Inaccurate Estimates from LinearRegressionWithSGD

classic Classic list List threaded Threaded
2 messages Options
Reply | Threaded
Open this post in threaded view
|

Inaccurate Estimates from LinearRegressionWithSGD

herbps10
Hello,

I just finished setting up a standalone Spark cluster and have moved on to exploring MLlib.

I'm trying to perform Linear Regression on a very simple, contrived dataset.

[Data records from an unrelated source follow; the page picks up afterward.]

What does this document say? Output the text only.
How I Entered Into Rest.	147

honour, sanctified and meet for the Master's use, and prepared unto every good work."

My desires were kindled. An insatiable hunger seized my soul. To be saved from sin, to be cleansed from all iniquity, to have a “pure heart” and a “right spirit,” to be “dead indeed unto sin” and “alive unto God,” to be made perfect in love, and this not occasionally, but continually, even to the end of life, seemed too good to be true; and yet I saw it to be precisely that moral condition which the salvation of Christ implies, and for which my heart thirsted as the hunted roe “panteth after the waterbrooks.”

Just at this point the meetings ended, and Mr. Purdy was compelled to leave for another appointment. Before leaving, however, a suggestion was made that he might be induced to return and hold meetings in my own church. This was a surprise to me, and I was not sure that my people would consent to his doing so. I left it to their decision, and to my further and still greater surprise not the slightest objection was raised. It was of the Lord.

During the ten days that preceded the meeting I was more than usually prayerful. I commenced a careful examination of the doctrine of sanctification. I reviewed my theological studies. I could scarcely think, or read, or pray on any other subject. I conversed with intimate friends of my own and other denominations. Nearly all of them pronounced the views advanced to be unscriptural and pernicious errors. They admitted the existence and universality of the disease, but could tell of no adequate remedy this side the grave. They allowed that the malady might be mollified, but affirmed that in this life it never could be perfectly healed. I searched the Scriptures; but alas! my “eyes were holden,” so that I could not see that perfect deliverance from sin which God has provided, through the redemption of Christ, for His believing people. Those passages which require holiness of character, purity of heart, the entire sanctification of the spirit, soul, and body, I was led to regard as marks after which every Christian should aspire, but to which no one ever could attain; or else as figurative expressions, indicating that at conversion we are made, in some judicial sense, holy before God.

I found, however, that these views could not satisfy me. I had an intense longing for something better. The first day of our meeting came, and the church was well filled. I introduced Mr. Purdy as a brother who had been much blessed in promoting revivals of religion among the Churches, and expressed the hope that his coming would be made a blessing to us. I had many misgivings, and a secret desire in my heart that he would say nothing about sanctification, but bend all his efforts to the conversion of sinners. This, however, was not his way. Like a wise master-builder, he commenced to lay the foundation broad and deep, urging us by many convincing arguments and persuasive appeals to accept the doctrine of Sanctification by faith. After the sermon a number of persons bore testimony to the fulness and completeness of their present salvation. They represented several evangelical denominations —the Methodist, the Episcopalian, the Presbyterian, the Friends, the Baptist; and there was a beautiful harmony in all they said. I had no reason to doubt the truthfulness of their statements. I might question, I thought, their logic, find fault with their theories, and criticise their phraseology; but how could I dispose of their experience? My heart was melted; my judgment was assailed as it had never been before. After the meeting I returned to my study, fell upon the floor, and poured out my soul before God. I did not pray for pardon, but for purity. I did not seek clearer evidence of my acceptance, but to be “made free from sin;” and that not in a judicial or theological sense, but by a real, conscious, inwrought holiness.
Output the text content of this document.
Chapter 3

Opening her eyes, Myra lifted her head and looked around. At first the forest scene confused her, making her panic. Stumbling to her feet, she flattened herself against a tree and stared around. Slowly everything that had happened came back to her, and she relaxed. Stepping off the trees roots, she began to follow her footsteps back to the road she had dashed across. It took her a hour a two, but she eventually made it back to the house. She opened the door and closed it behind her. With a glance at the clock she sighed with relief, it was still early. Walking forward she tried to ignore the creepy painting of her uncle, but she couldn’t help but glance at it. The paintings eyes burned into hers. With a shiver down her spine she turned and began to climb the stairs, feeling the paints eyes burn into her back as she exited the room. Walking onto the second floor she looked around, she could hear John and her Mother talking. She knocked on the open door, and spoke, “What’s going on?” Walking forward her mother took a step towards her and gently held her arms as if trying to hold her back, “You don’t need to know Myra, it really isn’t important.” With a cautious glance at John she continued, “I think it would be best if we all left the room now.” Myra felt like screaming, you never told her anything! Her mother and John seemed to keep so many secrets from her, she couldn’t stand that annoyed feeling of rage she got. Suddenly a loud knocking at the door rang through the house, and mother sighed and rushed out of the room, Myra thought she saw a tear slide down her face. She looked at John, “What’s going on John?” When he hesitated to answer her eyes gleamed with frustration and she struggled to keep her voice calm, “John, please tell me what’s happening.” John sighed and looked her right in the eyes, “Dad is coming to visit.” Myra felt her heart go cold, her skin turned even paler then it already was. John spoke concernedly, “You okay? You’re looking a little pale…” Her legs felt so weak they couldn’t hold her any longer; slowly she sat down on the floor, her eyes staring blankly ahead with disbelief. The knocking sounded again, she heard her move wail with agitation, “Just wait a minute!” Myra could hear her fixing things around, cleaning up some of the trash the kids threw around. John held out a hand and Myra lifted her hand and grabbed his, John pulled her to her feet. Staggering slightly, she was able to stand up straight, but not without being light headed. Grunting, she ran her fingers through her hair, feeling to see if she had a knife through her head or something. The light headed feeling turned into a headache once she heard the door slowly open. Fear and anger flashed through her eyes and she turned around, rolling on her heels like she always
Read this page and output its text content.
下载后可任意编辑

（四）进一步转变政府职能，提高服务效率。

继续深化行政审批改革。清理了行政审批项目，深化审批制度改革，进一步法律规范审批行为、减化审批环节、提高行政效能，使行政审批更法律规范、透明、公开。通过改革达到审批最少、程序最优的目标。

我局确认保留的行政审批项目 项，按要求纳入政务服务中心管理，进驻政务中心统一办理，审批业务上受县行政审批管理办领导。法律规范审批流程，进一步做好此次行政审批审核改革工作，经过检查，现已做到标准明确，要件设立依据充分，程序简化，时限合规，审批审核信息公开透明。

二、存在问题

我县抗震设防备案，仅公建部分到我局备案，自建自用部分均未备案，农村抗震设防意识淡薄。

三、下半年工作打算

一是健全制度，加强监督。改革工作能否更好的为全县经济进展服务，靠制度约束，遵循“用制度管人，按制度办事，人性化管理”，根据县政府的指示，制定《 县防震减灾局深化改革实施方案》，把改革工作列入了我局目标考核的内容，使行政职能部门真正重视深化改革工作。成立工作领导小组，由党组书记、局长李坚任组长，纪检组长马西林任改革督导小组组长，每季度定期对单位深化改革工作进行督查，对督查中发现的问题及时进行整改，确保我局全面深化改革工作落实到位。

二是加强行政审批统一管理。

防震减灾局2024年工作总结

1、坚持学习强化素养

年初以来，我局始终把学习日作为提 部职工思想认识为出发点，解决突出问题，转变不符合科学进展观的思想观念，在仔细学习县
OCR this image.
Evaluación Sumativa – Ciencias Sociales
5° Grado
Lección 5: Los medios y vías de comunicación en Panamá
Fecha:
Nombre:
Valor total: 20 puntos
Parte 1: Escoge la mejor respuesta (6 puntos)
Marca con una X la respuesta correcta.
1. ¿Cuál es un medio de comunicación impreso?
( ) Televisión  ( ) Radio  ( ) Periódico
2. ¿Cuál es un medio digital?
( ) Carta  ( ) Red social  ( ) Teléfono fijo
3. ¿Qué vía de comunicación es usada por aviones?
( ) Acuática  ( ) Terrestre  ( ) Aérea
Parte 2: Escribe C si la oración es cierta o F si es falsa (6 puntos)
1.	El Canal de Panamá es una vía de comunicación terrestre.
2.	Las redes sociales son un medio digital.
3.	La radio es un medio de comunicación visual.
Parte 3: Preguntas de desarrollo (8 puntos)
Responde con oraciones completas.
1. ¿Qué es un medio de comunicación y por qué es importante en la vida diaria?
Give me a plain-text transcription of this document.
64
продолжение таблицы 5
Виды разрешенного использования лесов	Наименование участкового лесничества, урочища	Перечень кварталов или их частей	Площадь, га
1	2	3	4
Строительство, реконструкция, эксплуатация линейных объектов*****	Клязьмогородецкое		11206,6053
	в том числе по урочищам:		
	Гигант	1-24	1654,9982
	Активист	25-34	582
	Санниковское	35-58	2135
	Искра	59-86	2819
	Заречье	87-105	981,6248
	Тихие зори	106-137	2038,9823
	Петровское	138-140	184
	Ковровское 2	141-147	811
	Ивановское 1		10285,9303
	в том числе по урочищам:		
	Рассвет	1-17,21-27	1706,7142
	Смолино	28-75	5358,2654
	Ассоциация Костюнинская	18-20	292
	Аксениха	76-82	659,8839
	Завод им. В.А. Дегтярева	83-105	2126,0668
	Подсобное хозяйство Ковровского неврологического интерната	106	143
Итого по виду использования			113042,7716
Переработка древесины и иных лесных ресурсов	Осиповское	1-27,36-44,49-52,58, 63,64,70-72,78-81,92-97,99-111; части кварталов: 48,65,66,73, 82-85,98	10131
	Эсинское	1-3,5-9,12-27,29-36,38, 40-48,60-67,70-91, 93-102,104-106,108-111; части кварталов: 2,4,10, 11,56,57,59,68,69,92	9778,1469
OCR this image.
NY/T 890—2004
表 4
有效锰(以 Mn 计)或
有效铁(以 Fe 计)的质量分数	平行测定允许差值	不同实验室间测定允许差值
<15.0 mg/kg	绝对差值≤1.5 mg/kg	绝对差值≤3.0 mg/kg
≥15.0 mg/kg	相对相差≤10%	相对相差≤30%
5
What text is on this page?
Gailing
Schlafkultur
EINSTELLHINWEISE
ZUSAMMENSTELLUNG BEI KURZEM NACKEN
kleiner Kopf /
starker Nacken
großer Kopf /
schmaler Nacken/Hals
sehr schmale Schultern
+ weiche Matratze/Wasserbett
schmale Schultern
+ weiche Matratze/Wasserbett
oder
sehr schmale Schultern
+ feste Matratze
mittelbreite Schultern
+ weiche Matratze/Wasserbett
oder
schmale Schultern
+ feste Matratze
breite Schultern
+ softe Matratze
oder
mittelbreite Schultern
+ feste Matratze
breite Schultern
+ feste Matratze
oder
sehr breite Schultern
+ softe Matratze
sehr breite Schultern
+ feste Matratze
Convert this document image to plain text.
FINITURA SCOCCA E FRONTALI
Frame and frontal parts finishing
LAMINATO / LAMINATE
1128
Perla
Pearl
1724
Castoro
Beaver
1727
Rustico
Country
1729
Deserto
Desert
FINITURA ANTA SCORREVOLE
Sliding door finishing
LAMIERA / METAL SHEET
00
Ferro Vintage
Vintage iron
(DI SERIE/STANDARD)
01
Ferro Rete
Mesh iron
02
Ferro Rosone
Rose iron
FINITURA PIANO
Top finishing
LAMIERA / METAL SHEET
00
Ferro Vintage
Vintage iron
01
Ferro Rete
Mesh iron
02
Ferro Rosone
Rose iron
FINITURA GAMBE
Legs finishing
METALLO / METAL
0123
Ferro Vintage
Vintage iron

I have
data.txt
 which contains
1 1
2 2
3 3
...
10 10

I then ran the following code through the Spark shell (modified very slightly from http://spark.incubator.apache.org/docs/latest/mllib-guide.html):

import org.apache.spark.mllib.classification.LinearRegressionWithSGD
import org.apache.spark.mllib.regression.LabeledPoint

val data = sc.textFile("/root/data2.txt")
val parsedData = data.map { line =>
  val parts = line.split(' ')
  LabeledPoint(parts(0).toDouble, parts.tail.map(x => x.toDouble).toArray)
}

val model = LinearRegressionWithSGD.train(parsedData, 20)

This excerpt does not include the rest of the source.